If that were all, then like a photo album, it would be sufficient to get them out every now and then for just a few minutes – long enough to remind ourselves of their legacy – and then stash them for another season.

But that's not all. This is a holistic experience. Each year the decorations come together in their own unique arrangement to honor the unique blend of people who gather in their midst – a community of friends and family hosted by a tree and its community of ornaments, sharing moments to remember.

Our seven-foot artificial tree, iridescent white and sparkling with its strings of miniature white lights, is like a living room version of a summer's campfire around which songs are sung, friendships made, loves embraced, lives enriched, journeys recounted. And how hard it is to see the last embers fade for another night.

But "to everything there is a season," and so begins my melancholy task.

I bring the empty boxes up from the storeroom. In one, I place the festive ribbons, bows, towels, table cloths, and Santa stockings. In another, I gently pack Christmas mugs, serving dishes, and a stained-glass Nativity scene. The red, white and gold ceramic Santa, a treasured hand-crafted gift, has its own bubble wrap and box, as does a ceramic church.

The red-fruited wreath and wall decorations come down; the welcome banner is carefully folded.

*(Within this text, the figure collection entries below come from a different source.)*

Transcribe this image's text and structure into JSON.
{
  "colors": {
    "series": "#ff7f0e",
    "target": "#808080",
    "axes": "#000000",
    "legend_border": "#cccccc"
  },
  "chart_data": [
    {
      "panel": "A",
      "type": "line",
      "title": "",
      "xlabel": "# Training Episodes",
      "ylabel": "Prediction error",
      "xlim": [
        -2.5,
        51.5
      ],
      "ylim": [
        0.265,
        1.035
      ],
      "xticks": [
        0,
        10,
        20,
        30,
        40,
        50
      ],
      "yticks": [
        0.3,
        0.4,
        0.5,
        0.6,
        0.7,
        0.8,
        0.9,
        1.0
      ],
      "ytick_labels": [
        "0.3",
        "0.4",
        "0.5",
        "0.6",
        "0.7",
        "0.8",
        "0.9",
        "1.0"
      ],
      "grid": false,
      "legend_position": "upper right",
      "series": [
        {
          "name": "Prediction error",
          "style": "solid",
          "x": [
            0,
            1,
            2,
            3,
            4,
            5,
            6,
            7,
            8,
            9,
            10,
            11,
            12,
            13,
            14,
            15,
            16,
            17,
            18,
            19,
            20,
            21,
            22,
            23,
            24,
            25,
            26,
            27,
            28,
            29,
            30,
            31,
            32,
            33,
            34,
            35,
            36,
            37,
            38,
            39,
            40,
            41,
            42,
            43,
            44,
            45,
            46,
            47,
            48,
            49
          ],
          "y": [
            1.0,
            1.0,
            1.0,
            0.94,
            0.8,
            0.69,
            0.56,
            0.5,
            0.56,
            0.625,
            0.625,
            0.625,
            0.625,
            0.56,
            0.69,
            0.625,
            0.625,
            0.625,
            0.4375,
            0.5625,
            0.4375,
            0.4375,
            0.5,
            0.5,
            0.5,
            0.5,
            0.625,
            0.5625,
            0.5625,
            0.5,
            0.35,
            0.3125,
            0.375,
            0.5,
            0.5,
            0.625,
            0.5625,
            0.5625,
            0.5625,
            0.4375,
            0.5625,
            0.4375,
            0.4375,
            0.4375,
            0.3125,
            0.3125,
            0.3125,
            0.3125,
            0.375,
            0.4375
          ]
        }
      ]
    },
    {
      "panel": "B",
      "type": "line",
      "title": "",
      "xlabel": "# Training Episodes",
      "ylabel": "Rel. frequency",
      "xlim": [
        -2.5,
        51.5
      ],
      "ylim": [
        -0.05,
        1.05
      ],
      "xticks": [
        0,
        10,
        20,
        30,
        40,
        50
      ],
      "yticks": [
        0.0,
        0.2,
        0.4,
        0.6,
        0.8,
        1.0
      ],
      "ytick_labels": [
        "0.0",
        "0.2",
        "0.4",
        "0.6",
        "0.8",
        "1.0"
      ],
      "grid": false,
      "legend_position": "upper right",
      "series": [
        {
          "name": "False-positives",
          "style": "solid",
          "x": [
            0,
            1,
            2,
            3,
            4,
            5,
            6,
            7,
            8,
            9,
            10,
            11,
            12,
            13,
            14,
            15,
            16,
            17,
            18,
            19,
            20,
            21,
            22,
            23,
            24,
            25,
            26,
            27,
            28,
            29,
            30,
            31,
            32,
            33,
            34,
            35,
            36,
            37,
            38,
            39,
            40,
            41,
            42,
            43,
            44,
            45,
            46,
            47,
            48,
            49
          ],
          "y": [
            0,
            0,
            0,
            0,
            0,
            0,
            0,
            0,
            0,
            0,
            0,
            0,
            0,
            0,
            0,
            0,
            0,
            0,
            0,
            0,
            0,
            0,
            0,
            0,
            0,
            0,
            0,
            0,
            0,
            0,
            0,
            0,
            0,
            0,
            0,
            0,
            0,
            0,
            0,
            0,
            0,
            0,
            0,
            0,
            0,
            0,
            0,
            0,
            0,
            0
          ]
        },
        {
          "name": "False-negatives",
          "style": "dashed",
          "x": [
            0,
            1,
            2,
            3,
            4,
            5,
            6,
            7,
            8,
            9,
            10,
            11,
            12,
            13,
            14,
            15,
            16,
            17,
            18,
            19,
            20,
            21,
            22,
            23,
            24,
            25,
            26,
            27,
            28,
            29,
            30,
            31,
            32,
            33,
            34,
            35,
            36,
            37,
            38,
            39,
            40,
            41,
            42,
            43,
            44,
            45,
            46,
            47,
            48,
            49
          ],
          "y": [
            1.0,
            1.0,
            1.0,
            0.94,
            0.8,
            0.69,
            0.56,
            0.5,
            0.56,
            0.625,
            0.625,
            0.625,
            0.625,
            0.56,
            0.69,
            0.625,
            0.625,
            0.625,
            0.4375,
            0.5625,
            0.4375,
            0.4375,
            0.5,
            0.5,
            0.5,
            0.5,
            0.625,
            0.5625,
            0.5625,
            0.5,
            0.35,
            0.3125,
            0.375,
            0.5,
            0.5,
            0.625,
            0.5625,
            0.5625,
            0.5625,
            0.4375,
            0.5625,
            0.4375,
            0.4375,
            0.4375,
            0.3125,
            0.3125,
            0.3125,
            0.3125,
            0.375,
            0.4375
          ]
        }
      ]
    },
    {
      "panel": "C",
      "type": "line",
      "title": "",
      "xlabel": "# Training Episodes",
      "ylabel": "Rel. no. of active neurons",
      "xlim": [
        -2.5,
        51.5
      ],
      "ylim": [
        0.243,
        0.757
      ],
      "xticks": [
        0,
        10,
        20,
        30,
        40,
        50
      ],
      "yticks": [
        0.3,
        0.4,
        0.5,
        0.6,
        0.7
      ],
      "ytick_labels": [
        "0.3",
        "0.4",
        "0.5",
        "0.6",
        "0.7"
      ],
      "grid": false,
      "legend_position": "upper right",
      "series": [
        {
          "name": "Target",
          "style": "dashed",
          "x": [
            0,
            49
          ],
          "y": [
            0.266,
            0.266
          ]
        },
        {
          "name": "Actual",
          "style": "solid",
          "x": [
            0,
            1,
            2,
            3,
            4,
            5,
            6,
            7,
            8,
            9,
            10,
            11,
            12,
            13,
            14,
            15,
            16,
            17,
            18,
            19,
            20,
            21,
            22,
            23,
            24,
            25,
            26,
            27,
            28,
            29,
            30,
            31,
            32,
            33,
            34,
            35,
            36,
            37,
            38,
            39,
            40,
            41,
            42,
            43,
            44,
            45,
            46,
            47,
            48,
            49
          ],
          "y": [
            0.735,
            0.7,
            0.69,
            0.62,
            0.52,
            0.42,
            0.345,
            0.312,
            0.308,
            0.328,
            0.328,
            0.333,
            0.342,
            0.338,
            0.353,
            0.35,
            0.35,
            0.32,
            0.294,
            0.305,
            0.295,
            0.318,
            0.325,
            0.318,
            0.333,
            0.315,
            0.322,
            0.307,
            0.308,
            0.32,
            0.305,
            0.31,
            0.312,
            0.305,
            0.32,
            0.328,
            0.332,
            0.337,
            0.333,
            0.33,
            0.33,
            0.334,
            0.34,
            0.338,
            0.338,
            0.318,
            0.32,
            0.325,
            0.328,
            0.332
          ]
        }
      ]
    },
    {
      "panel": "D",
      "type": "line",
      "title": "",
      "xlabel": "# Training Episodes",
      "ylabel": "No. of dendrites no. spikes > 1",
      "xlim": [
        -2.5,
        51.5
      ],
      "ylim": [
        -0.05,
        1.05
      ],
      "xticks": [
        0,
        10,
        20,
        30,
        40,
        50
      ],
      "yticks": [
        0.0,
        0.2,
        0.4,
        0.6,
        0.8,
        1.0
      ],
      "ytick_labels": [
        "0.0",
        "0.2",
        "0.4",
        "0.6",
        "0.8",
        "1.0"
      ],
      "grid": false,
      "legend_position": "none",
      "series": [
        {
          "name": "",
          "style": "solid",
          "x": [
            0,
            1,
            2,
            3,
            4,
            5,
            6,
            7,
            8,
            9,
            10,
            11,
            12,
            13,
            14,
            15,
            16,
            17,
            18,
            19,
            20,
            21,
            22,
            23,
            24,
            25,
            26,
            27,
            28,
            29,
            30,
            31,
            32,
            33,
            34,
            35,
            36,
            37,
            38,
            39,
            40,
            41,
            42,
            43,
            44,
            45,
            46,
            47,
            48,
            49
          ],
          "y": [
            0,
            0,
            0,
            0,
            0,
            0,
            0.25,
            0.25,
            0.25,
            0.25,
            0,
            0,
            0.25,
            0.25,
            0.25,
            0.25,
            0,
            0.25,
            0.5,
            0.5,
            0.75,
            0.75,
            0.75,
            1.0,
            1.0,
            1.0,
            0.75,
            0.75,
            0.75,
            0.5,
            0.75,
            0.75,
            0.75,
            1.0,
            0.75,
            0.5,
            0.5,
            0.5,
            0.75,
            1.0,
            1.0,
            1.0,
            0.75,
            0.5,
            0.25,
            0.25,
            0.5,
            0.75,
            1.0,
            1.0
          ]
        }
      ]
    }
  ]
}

And now the tree. I insisted on keeping the lights lit while packing the other ornaments.

Five feathered cardinals are the first to come off, including the one perched atop the tree.

Next off are the five dozen delicate red glass ornaments – the long ones, the round ones, and the funny-shaped ones. (Somehow I managed to break two of them this time – rats!) Then come a few miscellaneous pieces, two gold ribbons, and a ruby-crystal cross. The cross had its own special place at the visual heart of the tree, a reminder of the reason for the season.

And finally, the lights, till all that is left is the tree itself, still welcoming, but ready to be boxed away for a 49-week rest, while the relationships it inspired grow in beauty like the roses of summer.

O Christmas tree, O Christmas tree, what joy you've brought our household!


Before I close this week's column, I want to share a note I received from St. Albert coffee companion Jenny Bocock. Moved by the Boxing Day tsunami, she said:

"It is encouraging to hear how people have opened their hearts and purses to tsunami survivors in Southeast Asia.

"There are other tsunamis, however – tsunamis of evil – that have and are still sweeping across nations. When I wrote to a friend in Cambodia that I would contribute to orphans and students there because of the tsunami of evil that killed one million people, a man who is working hard to run orphanages was most touched.

"I think of Zimbabwe where Mugabe's regime has brought famine to what used to be the bread basket of Africa. The same has happened in Burma.

"We all have to be vigilant to resist these tsunamis of evil and keep good in control."